Another important aspect of the new lever, is that when open on walk mode, it sits very close against the cuff and remains there. The old one use to float a bit on the air creating an angle that was potentially destructive on pants.
The cuff has a motion range of 72º. 47º backwards and 25º forward.
Something that I really appreciate is that the new cuff is significantly higher that the old one. The back of the cuff is shaped on an X structure that prevents lateral torsion and adds stiffness.
Adding this features to the Carbon Grilamid LFT material and the double boucle cam lock, you really get a solid feeling for charging downhill.
The stiffness of the Alien RS is interesting because it goes radically against what we thought last year was going to be the future, when Arcteryx presented their Procline boot that did shake the ski mountaineering world. One of its most claimed features is that it actually has 360º rotation of the cuff. On walk mode the cuff offers a certain degree of side torsion. I have tested that boot quite a few times and I’ve found that feature game changer in specific situations. On steep sketchy skinning it allows you to do your edging game better and stick to the slab. As well, side flexibility increases significantly your crampon game. You can actually ice climbing easy terrain in that boot and you feel solid on north faces.

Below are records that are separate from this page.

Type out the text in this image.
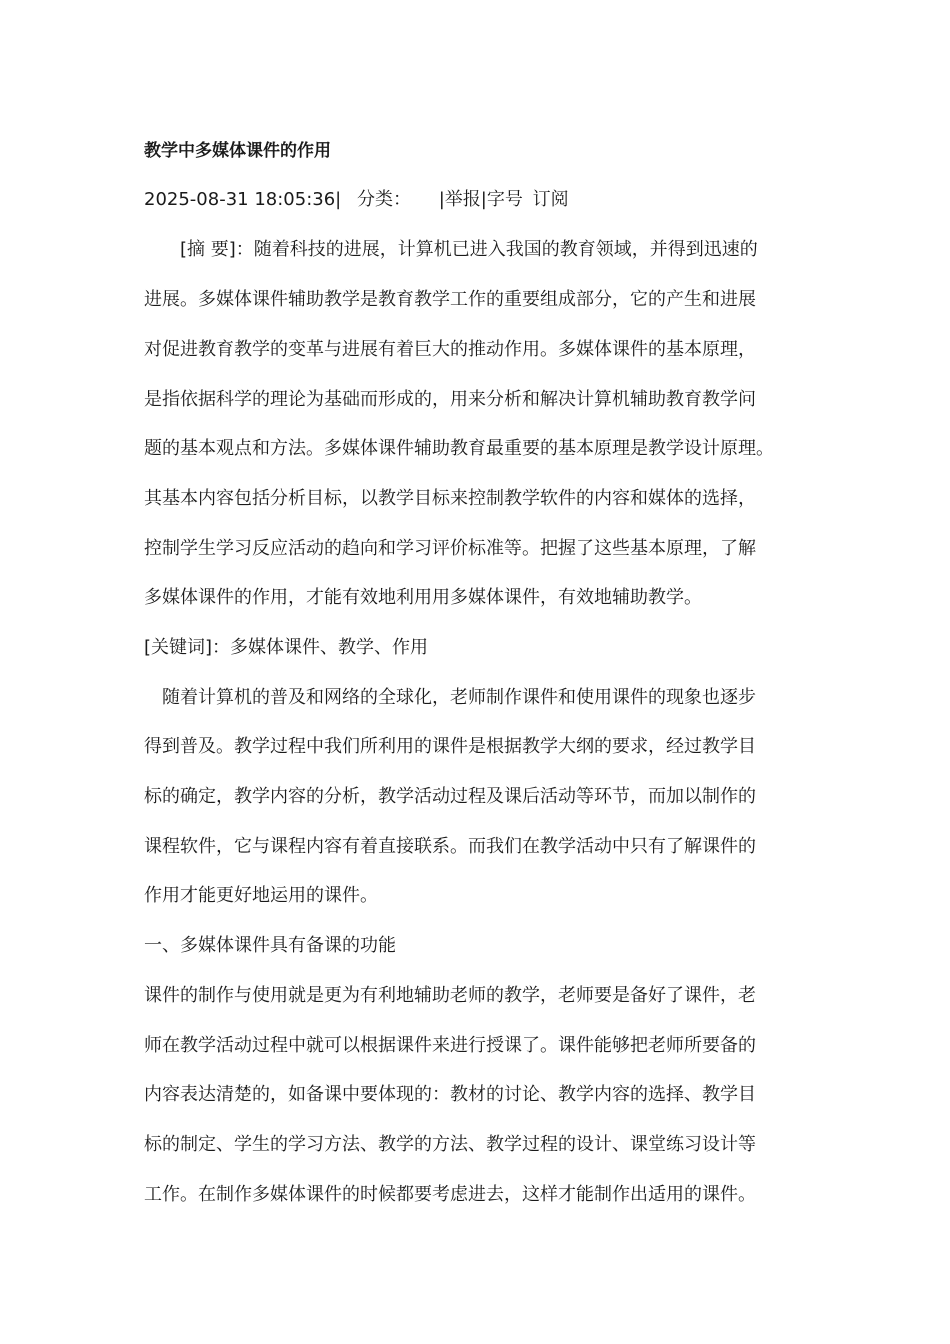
教学中多媒体课件的作用
2025-08-31 18:05:36| 分类： |举报|字号 订阅
　　[摘 要]：随着科技的进展，计算机已进入我国的教育领域，并得到迅速的
进展。多媒体课件辅助教学是教育教学工作的重要组成部分，它的产生和进展
对促进教育教学的变革与进展有着巨大的推动作用。多媒体课件的基本原理，
是指依据科学的理论为基础而形成的，用来分析和解决计算机辅助教育教学问
题的基本观点和方法。多媒体课件辅助教育最重要的基本原理是教学设计原理。
其基本内容包括分析目标，以教学目标来控制教学软件的内容和媒体的选择，
控制学生学习反应活动的趋向和学习评价标准等。把握了这些基本原理，了解
多媒体课件的作用，才能有效地利用用多媒体课件，有效地辅助教学。
[关键词]：多媒体课件、教学、作用
　随着计算机的普及和网络的全球化，老师制作课件和使用课件的现象也逐步
得到普及。教学过程中我们所利用的课件是根据教学大纲的要求，经过教学目
标的确定，教学内容的分析，教学活动过程及课后活动等环节，而加以制作的
课程软件，它与课程内容有着直接联系。而我们在教学活动中只有了解课件的
作用才能更好地运用的课件。
一、多媒体课件具有备课的功能
课件的制作与使用就是更为有利地辅助老师的教学，老师要是备好了课件，老
师在教学活动过程中就可以根据课件来进行授课了。课件能够把老师所要备的
内容表达清楚的，如备课中要体现的：教材的讨论、教学内容的选择、教学目
标的制定、学生的学习方法、教学的方法、教学过程的设计、课堂练习设计等
工作。在制作多媒体课件的时候都要考虑进去，这样才能制作出适用的课件。
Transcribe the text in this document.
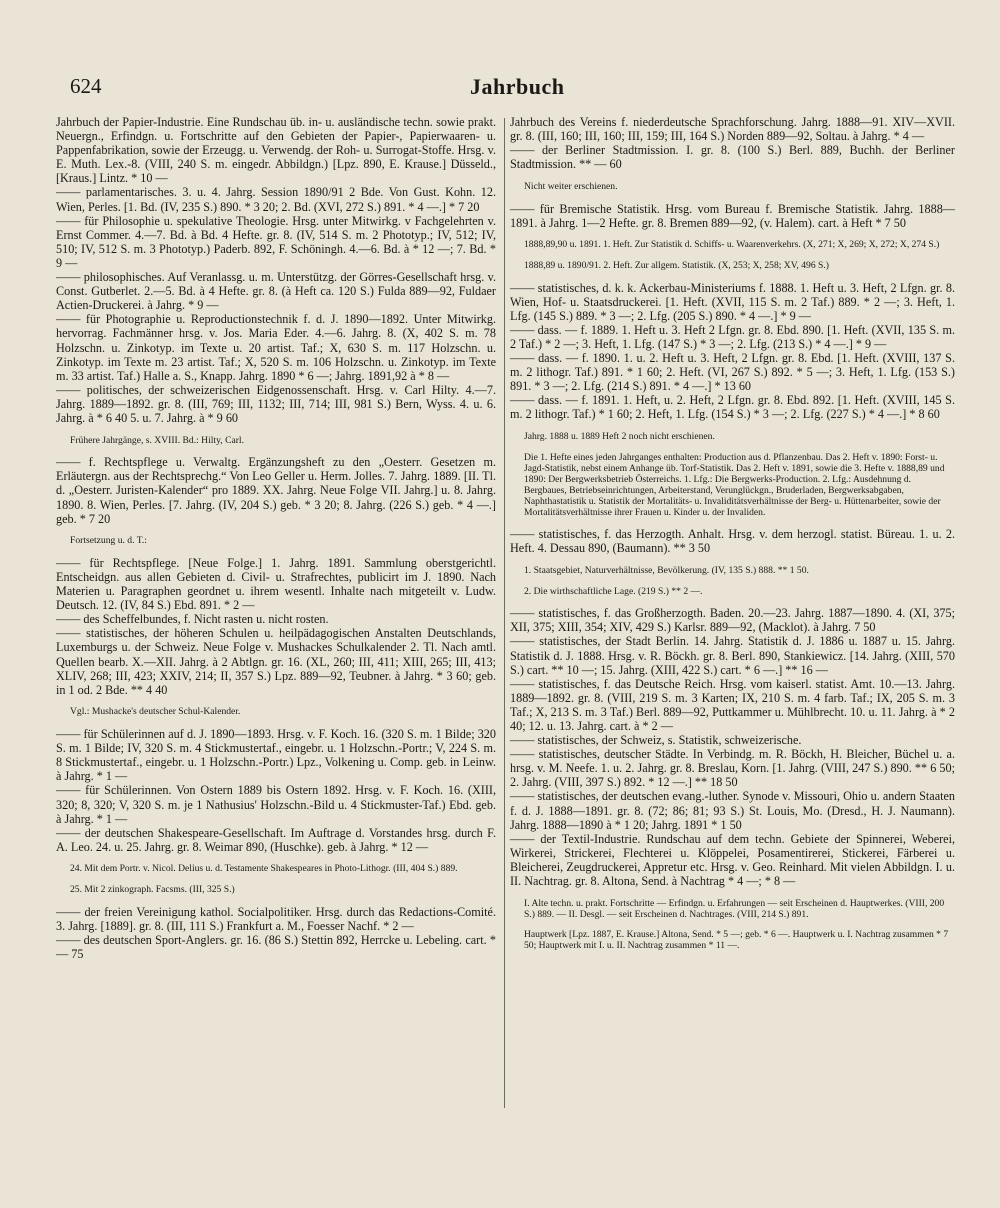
624	Jahrbuch

Jahrbuch der Papier-Industrie. Eine Rundschau üb. in- u. ausländische techn. sowie prakt. Neuergn., Erfindgn. u. Fortschritte auf den Gebieten der Papier-, Papierwaaren- u. Pappenfabrikation, sowie der Erzeugg. u. Verwendg. der Roh- u. Surrogat-Stoffe. Hrsg. v. E. Muth. Lex.-8. (VIII, 240 S. m. eingedr. Abbildgn.) [Lpz. 890, E. Krause.] Düsseld., [Kraus.] Lintz. * 10 —

—— parlamentarisches. 3. u. 4. Jahrg. Session 1890/91 2 Bde. Von Gust. Kohn. 12. Wien, Perles. [1. Bd. (IV, 235 S.) 890. * 3 20; 2. Bd. (XVI, 272 S.) 891. * 4 —.] * 7 20

—— für Philosophie u. spekulative Theologie. Hrsg. unter Mitwirkg. v Fachgelehrten v. Ernst Commer. 4.—7. Bd. à Bd. 4 Hefte. gr. 8. (IV, 514 S. m. 2 Phototyp.; IV, 512; IV, 510; IV, 512 S. m. 3 Phototyp.) Paderb. 892, F. Schöningh. 4.—6. Bd. à * 12 —; 7. Bd. * 9 —

—— philosophisches. Auf Veranlassg. u. m. Unterstützg. der Görres-Gesellschaft hrsg. v. Const. Gutberlet. 2.—5. Bd. à 4 Hefte. gr. 8. (à Heft ca. 120 S.) Fulda 889—92, Fuldaer Actien-Druckerei. à Jahrg. * 9 —

—— für Photographie u. Reproductionstechnik f. d. J. 1890—1892. Unter Mitwirkg. hervorrag. Fachmänner hrsg. v. Jos. Maria Eder. 4.—6. Jahrg. 8. (X, 402 S. m. 78 Holzschn. u. Zinkotyp. im Texte u. 20 artist. Taf.; X, 630 S. m. 117 Holzschn. u. Zinkotyp. im Texte m. 23 artist. Taf.; X, 520 S. m. 106 Holzschn. u. Zinkotyp. im Texte m. 33 artist. Taf.) Halle a. S., Knapp. Jahrg. 1890 * 6 —; Jahrg. 1891,92 à * 8 —

—— politisches, der schweizerischen Eidgenossenschaft. Hrsg. v. Carl Hilty. 4.—7. Jahrg. 1889—1892. gr. 8. (III, 769; III, 1132; III, 714; III, 981 S.) Bern, Wyss. 4. u. 6. Jahrg. à * 6 40 5. u. 7. Jahrg. à * 9 60

Frühere Jahrgänge, s. XVIII. Bd.: Hilty, Carl.

—— f. Rechtspflege u. Verwaltg. Ergänzungsheft zu den „Oesterr. Gesetzen m. Erläutergn. aus der Rechtsprechg.“ Von Leo Geller u. Herm. Jolles. 7. Jahrg. 1889. [II. Tl. d. „Oesterr. Juristen-Kalender“ pro 1889. XX. Jahrg. Neue Folge VII. Jahrg.] u. 8. Jahrg. 1890. 8. Wien, Perles. [7. Jahrg. (IV, 204 S.) geb. * 3 20; 8. Jahrg. (226 S.) geb. * 4 —.] geb. * 7 20

Fortsetzung u. d. T.:

—— für Rechtspflege. [Neue Folge.] 1. Jahrg. 1891. Sammlung oberstgerichtl. Entscheidgn. aus allen Gebieten d. Civil- u. Strafrechtes, publicirt im J. 1890. Nach Materien u. Paragraphen geordnet u. ihrem wesentl. Inhalte nach mitgeteilt v. Ludw. Deutsch. 12. (IV, 84 S.) Ebd. 891. * 2 —

—— des Scheffelbundes, f. Nicht rasten u. nicht rosten.

—— statistisches, der höheren Schulen u. heilpädagogischen Anstalten Deutschlands, Luxemburgs u. der Schweiz. Neue Folge v. Mushackes Schulkalender 2. Tl. Nach amtl. Quellen bearb. X.—XII. Jahrg. à 2 Abtlgn. gr. 16. (XL, 260; III, 411; XIII, 265; III, 413; XLIV, 268; III, 423; XXIV, 214; II, 357 S.) Lpz. 889—92, Teubner. à Jahrg. * 3 60; geb. in 1 od. 2 Bde. ** 4 40

Vgl.: Mushacke's deutscher Schul-Kalender.

—— für Schülerinnen auf d. J. 1890—1893. Hrsg. v. F. Koch. 16. (320 S. m. 1 Bilde; 320 S. m. 1 Bilde; IV, 320 S. m. 4 Stickmustertaf., eingebr. u. 1 Holzschn.-Portr.; V, 224 S. m. 8 Stickmustertaf., eingebr. u. 1 Holzschn.-Portr.) Lpz., Volkening u. Comp. geb. in Leinw. à Jahrg. * 1 —

—— für Schülerinnen. Von Ostern 1889 bis Ostern 1892. Hrsg. v. F. Koch. 16. (XIII, 320; 8, 320; V, 320 S. m. je 1 Nathusius' Holzschn.-Bild u. 4 Stickmuster-Taf.) Ebd. geb. à Jahrg. * 1 —

—— der deutschen Shakespeare-Gesellschaft. Im Auftrage d. Vorstandes hrsg. durch F. A. Leo. 24. u. 25. Jahrg. gr. 8. Weimar 890, (Huschke). geb. à Jahrg. * 12 —

24. Mit dem Portr. v. Nicol. Delius u. d. Testamente Shakespeares in Photo-Lithogr. (III, 404 S.) 889.

25. Mit 2 zinkograph. Facsms. (III, 325 S.)

—— der freien Vereinigung kathol. Socialpolitiker. Hrsg. durch das Redactions-Comité. 3. Jahrg. [1889]. gr. 8. (III, 111 S.) Frankfurt a. M., Foesser Nachf. * 2 —

—— des deutschen Sport-Anglers. gr. 16. (86 S.) Stettin 892, Herrcke u. Lebeling. cart. * — 75

Jahrbuch des Vereins f. niederdeutsche Sprachforschung. Jahrg. 1888—91. XIV—XVII. gr. 8. (III, 160; III, 160; III, 159; III, 164 S.) Norden 889—92, Soltau. à Jahrg. * 4 —

—— der Berliner Stadtmission. I. gr. 8. (100 S.) Berl. 889, Buchh. der Berliner Stadtmission. ** — 60

Nicht weiter erschienen.

—— für Bremische Statistik. Hrsg. vom Bureau f. Bremische Statistik. Jahrg. 1888—1891. à Jahrg. 1—2 Hefte. gr. 8. Bremen 889—92, (v. Halem). cart. à Heft * 7 50

1888,89,90 u. 1891. 1. Heft. Zur Statistik d. Schiffs- u. Waarenverkehrs. (X, 271; X, 269; X, 272; X, 274 S.)

1888,89 u. 1890/91. 2. Heft. Zur allgem. Statistik. (X, 253; X, 258; XV, 496 S.)

—— statistisches, d. k. k. Ackerbau-Ministeriums f. 1888. 1. Heft u. 3. Heft, 2 Lfgn. gr. 8. Wien, Hof- u. Staatsdruckerei. [1. Heft. (XVII, 115 S. m. 2 Taf.) 889. * 2 —; 3. Heft, 1. Lfg. (145 S.) 889. * 3 —; 2. Lfg. (205 S.) 890. * 4 —.] * 9 —

—— dass. — f. 1889. 1. Heft u. 3. Heft 2 Lfgn. gr. 8. Ebd. 890. [1. Heft. (XVII, 135 S. m. 2 Taf.) * 2 —; 3. Heft, 1. Lfg. (147 S.) * 3 —; 2. Lfg. (213 S.) * 4 —.] * 9 —

—— dass. — f. 1890. 1. u. 2. Heft u. 3. Heft, 2 Lfgn. gr. 8. Ebd. [1. Heft. (XVIII, 137 S. m. 2 lithogr. Taf.) 891. * 1 60; 2. Heft. (VI, 267 S.) 892. * 5 —; 3. Heft, 1. Lfg. (153 S.) 891. * 3 —; 2. Lfg. (214 S.) 891. * 4 —.] * 13 60

—— dass. — f. 1891. 1. Heft, u. 2. Heft, 2 Lfgn. gr. 8. Ebd. 892. [1. Heft. (XVIII, 145 S. m. 2 lithogr. Taf.) * 1 60; 2. Heft, 1. Lfg. (154 S.) * 3 —; 2. Lfg. (227 S.) * 4 —.] * 8 60

Jahrg. 1888 u. 1889 Heft 2 noch nicht erschienen.

Die 1. Hefte eines jeden Jahrganges enthalten: Production aus d. Pflanzenbau. Das 2. Heft v. 1890: Forst- u. Jagd-Statistik, nebst einem Anhange üb. Torf-Statistik. Das 2. Heft v. 1891, sowie die 3. Hefte v. 1888,89 und 1890: Der Bergwerksbetrieb Österreichs. 1. Lfg.: Die Bergwerks-Production. 2. Lfg.: Ausdehnung d. Bergbaues, Betriebseinrichtungen, Arbeiterstand, Verunglückgn., Bruderladen, Bergwerksabgaben, Naphthastatistik u. Statistik der Mortalitäts- u. Invaliditätsverhältnisse der Berg- u. Hüttenarbeiter, sowie der Mortalitätsverhältnisse ihrer Frauen u. Kinder u. der Invaliden.

—— statistisches, f. das Herzogth. Anhalt. Hrsg. v. dem herzogl. statist. Büreau. 1. u. 2. Heft. 4. Dessau 890, (Baumann). ** 3 50

1. Staatsgebiet, Naturverhältnisse, Bevölkerung. (IV, 135 S.) 888. ** 1 50.

2. Die wirthschaftliche Lage. (219 S.) ** 2 —.

—— statistisches, f. das Großherzogth. Baden. 20.—23. Jahrg. 1887—1890. 4. (XI, 375; XII, 375; XIII, 354; XIV, 429 S.) Karlsr. 889—92, (Macklot). à Jahrg. 7 50

—— statistisches, der Stadt Berlin. 14. Jahrg. Statistik d. J. 1886 u. 1887 u. 15. Jahrg. Statistik d. J. 1888. Hrsg. v. R. Böckh. gr. 8. Berl. 890, Stankiewicz. [14. Jahrg. (XIII, 570 S.) cart. ** 10 —; 15. Jahrg. (XIII, 422 S.) cart. * 6 —.] ** 16 —

—— statistisches, f. das Deutsche Reich. Hrsg. vom kaiserl. statist. Amt. 10.—13. Jahrg. 1889—1892. gr. 8. (VIII, 219 S. m. 3 Karten; IX, 210 S. m. 4 farb. Taf.; IX, 205 S. m. 3 Taf.; X, 213 S. m. 3 Taf.) Berl. 889—92, Puttkammer u. Mühlbrecht. 10. u. 11. Jahrg. à * 2 40; 12. u. 13. Jahrg. cart. à * 2 —

—— statistisches, der Schweiz, s. Statistik, schweizerische.

—— statistisches, deutscher Städte. In Verbindg. m. R. Böckh, H. Bleicher, Büchel u. a. hrsg. v. M. Neefe. 1. u. 2. Jahrg. gr. 8. Breslau, Korn. [1. Jahrg. (VIII, 247 S.) 890. ** 6 50; 2. Jahrg. (VIII, 397 S.) 892. * 12 —.] ** 18 50

—— statistisches, der deutschen evang.-luther. Synode v. Missouri, Ohio u. andern Staaten f. d. J. 1888—1891. gr. 8. (72; 86; 81; 93 S.) St. Louis, Mo. (Dresd., H. J. Naumann). Jahrg. 1888—1890 à * 1 20; Jahrg. 1891 * 1 50

—— der Textil-Industrie. Rundschau auf dem techn. Gebiete der Spinnerei, Weberei, Wirkerei, Strickerei, Flechterei u. Klöppelei, Posamentirerei, Stickerei, Färberei u. Bleicherei, Zeugdruckerei, Appretur etc. Hrsg. v. Geo. Reinhard. Mit vielen Abbildgn. I. u. II. Nachtrag. gr. 8. Altona, Send. à Nachtrag * 4 —; * 8 —

I. Alte techn. u. prakt. Fortschritte — Erfindgn. u. Erfahrungen — seit Erscheinen d. Hauptwerkes. (VIII, 200 S.) 889. — II. Desgl. — seit Erscheinen d. Nachtrages. (VIII, 214 S.) 891.

Hauptwerk [Lpz. 1887, E. Krause.] Altona, Send. * 5 —; geb. * 6 —. Hauptwerk u. I. Nachtrag zusammen * 7 50; Hauptwerk mit I. u. II. Nachtrag zusammen * 11 —.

The Alien RS does not pivot sideways. Not even a bit. As we have just reviewed it is meticulously designed to not do so. However its stiffness comes in an easy way. There are no weird layers, nothing sticks out and it is incredibly light. I believe the crampon game would not be as sensitive as on the Procline but with 890g you should be able to smash uphill any ski line that you have in mind. Scarpa has tried to increase sensibility by making a very thin layer of rubber under the toes.
Another important factor to consider is that after several of activity, a lighter boot with stiffer structure will make you progress easier on straightforward mountaineering ground such as couloirs, however if things get serious in a specific section that requires a very technical sequence, then side rotation can set the difference.
Again, I will be more confident judging the technical mountaineering performance of the Alien RS after having tested it on couloirs, ridges and mix ground.
99mm large on Metatarsus.
I have quite a large foot, and I felt very comfortable on the boot. I did not have a pressure spot, and I found that the adjusting system compressed the boot uniformly making it user friendly and reliable. It is true that the inner boot is extremely thin, so you don’t really have room for cushion in case you have a part of your feet that sticks out. I appreciated that it does not press on the arch. Sometimes ski mountaineering boots try to be more neat by been narrow, and in my case, this translates in horrible pain, swollen feet and cold feeling on my toes.
For summing up,
We have a racing weight ski boot, with clever mountaineering features under a neat design that actually feels solid enough for charging downhill. Under my eyes it feels like a solid candidate to consider for late winter/early spring activities that involve long distances, alpine ground, high summits and still good snow. The first thing I thought when I realized it’s weight and that I actually felt locked on the boot, was that I would no doubt invest those 200g saved per boot on getting proper wood core skis and leave carbon behind.
Hopefully that way you can get proper ski mountaineering weight without compromising charging performance. Now we just have to put all those ingredients to test and check the Alien RS on it’s natural environment!